Scène IX



(LES MÊMES, RENÉ, LA REDINGOTE JETÉE SUR LES ÉPAULES, LES BRAS HORS DES MANCHES, ROBERT, SOUTENANT RENÉ.)

MADAME DE SORGES
Mon fils !

GERMAINE
René !

RENÉ
Ma mère ! Ma chère Germaine !

GERMAINE
Vivant ! Vivant ! ma tante, il est vivant !
(Elles se sont élancées au cou de René, mais en les recevant, René pousse un petit cri.)

RENÉ
Ah !

MADAME DE SORGES
Qu'est-ce que tu as ? Est-ce que tu serais blessé ?

RENÉ
Oh ! peu de chose !

GERMAINE
Blessé ! Oh ! mon Dieu !

MADAME DE SORGES
Tu es blessé !… Oh ! montre-moi vite ! Tu es sûr que cela n'est pas grave… tu me le jures… mais assieds-toi, ne reste pas debout comme cela ! Dis-moi, tu ne souffres pas…

RENÉ
Oh ! presque pas… Je suis un peu fatigué, voilà tout.

GERMAINE
Oh ! vite, un coussin, un oreiller, non ! je vais le chercher moi-même.

RENÉ
Non, non !…

GERMAINE
Si, si !
(Elle sort en courant.)

RENÉ
La chère petite !

MADAME DE SORGES
As-tu besoin de quelque chose ? Veux-tu de l'eau fraîche, du linge ?

RENÉ
Je vous remercie, le docteur m'a fait son premier pansement… et tenez, vous voyez qu'il n'est pas bien inquiet de ma piqûre… puisqu'il m'a laissé partir seul avec Robert… il est vrai qu'il est occupé ailleurs. (souriant.)
Mais pourquoi me regardez-vous ainsi ma mère ?

MADAME DE SORGES
Ah ! c'est que je suis heureuse et je sens que je revis.
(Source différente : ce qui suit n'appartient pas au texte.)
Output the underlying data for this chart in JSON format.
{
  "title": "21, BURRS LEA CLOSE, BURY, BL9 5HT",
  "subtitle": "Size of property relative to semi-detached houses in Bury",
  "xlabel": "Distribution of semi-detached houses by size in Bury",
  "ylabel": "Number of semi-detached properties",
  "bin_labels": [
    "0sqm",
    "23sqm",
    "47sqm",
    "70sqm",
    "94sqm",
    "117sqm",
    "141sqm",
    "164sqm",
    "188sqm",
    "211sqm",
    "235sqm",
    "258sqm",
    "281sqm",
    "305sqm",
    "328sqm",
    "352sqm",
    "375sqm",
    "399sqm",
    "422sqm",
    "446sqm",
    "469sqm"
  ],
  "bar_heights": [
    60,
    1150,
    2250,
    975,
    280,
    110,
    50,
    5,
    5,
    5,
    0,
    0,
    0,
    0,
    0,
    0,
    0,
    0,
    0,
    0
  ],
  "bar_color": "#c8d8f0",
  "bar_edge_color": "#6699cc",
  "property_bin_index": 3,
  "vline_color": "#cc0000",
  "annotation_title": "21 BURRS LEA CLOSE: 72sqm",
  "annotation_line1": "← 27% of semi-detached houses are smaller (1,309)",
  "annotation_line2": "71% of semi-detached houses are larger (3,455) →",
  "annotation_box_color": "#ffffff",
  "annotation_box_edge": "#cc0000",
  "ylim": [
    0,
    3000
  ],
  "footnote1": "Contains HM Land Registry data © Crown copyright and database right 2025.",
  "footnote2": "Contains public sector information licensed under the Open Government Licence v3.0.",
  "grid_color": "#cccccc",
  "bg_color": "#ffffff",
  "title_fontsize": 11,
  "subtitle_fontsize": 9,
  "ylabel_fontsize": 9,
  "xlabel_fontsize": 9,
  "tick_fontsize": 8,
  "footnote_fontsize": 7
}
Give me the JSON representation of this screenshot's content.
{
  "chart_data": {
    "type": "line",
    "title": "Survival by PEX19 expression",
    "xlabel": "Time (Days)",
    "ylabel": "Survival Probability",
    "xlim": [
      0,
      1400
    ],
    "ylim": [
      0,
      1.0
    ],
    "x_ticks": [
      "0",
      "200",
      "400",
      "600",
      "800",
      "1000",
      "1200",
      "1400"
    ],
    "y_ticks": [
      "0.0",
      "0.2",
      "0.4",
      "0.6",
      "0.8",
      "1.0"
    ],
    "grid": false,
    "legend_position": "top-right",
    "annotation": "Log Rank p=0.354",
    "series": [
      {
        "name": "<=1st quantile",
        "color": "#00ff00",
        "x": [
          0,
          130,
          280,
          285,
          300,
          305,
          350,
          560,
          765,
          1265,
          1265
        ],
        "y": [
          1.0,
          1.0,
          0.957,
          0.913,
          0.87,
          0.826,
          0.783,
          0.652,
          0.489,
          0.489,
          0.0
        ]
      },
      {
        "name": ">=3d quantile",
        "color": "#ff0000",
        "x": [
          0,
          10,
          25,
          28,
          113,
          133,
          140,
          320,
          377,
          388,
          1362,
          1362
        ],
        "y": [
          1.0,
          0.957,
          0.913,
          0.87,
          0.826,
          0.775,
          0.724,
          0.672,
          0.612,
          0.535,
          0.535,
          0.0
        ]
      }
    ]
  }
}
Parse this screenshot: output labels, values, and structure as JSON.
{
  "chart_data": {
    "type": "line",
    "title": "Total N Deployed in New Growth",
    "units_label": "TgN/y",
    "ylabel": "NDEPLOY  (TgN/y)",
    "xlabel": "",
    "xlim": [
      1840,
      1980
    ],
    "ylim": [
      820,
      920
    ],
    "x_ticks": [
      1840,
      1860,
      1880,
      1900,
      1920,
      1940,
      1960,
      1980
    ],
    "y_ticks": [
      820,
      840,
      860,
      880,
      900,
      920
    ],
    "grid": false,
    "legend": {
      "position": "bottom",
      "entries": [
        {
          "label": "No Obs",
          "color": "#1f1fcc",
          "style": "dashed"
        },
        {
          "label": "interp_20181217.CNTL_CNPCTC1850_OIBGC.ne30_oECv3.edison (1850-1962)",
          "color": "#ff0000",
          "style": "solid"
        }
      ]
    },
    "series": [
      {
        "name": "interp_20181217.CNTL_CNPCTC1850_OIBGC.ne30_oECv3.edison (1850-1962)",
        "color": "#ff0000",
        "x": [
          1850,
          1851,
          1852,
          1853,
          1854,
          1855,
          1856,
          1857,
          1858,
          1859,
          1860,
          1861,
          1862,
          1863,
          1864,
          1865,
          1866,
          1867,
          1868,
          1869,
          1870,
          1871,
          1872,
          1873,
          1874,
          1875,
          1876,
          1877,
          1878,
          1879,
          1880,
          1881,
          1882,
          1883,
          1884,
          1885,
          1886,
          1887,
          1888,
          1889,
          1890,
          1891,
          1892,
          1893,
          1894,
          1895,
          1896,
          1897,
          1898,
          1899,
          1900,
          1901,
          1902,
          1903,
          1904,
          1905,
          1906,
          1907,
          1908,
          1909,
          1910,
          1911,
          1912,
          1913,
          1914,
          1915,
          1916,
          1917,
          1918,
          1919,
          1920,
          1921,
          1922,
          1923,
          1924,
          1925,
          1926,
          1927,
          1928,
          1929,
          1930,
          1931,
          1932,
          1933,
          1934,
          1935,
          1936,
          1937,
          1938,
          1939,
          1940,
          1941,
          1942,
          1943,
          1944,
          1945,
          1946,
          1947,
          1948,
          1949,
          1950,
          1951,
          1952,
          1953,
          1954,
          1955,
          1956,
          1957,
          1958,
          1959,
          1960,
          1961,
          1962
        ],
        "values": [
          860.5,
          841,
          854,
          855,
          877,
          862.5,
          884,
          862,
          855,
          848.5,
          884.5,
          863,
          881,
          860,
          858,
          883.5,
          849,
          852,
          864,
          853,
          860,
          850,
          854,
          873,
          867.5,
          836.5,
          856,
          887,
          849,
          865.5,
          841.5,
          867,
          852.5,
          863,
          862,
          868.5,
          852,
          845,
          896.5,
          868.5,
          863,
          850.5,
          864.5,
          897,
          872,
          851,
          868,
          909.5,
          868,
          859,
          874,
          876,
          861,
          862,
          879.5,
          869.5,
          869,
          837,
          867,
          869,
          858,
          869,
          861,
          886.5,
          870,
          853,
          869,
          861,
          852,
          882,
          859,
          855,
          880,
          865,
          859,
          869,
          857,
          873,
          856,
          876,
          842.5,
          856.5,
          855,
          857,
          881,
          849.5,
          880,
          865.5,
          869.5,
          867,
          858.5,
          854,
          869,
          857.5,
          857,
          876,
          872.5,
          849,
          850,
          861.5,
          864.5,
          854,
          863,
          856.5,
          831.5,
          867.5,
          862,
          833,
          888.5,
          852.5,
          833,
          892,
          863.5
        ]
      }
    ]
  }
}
Quelle frayeur tu m'as faite, et dans quelle émotion j'étais ! Tu t'es battu, toi, mon René… Oh ! comme je vais te gronder ! Est-ce ainsi que tu me mets dans des transes mortelles ? Vilain fils, tu t'es battu !

ROBERT
Oh ! et gaillardement, madame, je vous le jure ! C'est que j'étais là, derrière un buisson, monsieur René ne le savait pas, je m'étais dit : "Si l'autre est le plus fort, et bien je m'en mêlerai, moi aussi et à nous deux ! " et j'ai tout regardé… en fermant les yeux… Ah ! nous nous sommes vaillamment conduits et je vous assure, madame, que pour moi qui n'ai jamais été au collège, il m'a fallu de la bravoure pour ne pas perdre courage en ayant aussi peur.

RENÉ
Ah ! par exemple quelqu'un qui a été bien atteint c'est mon excellent adversaire, il en aura pour trois semaines… Figurez-vous ma mère, deux bons pouces de fer dans le côté.

MADAME DE SORGES
Oh !

ROBERT
Oh ! le fait est que monsieur René l'a embroché. Oh ! mais là, avec art…

RENÉ(gaiement.)
C'est alors qu'instinctivement, il a tendu le bras, et que je me suis enfilé moi-même comme un novice (voyant un mouvement de madame de Sorges, souriant.)
Oh ! mais n'ayez pas peur ! je m'en suis tout de suite aperçu… On s'aperçoit bien vite de ces erreurs là… et j'ai rebroussé chemin. C'est égal, il était temps, car si la blessure eût été plus profonde, l'endroit était dangereux. Un moment, l'on redoutait quelque lésion interne, mais l'examen a prouvé qu'il n'y avait rien à craindre : ainsi l'a déclaré le docteur, que je laissai beaucoup moins rassuré sur l'état de son autre blessé. Bref, nous en sommes quittes chacun à plus ou moins bon compte… et le combat finit faute de combattants !

MADAME DE SORGES
René, tu parles trop, ce n'est pas prudent ! Tu vas te fatiguer !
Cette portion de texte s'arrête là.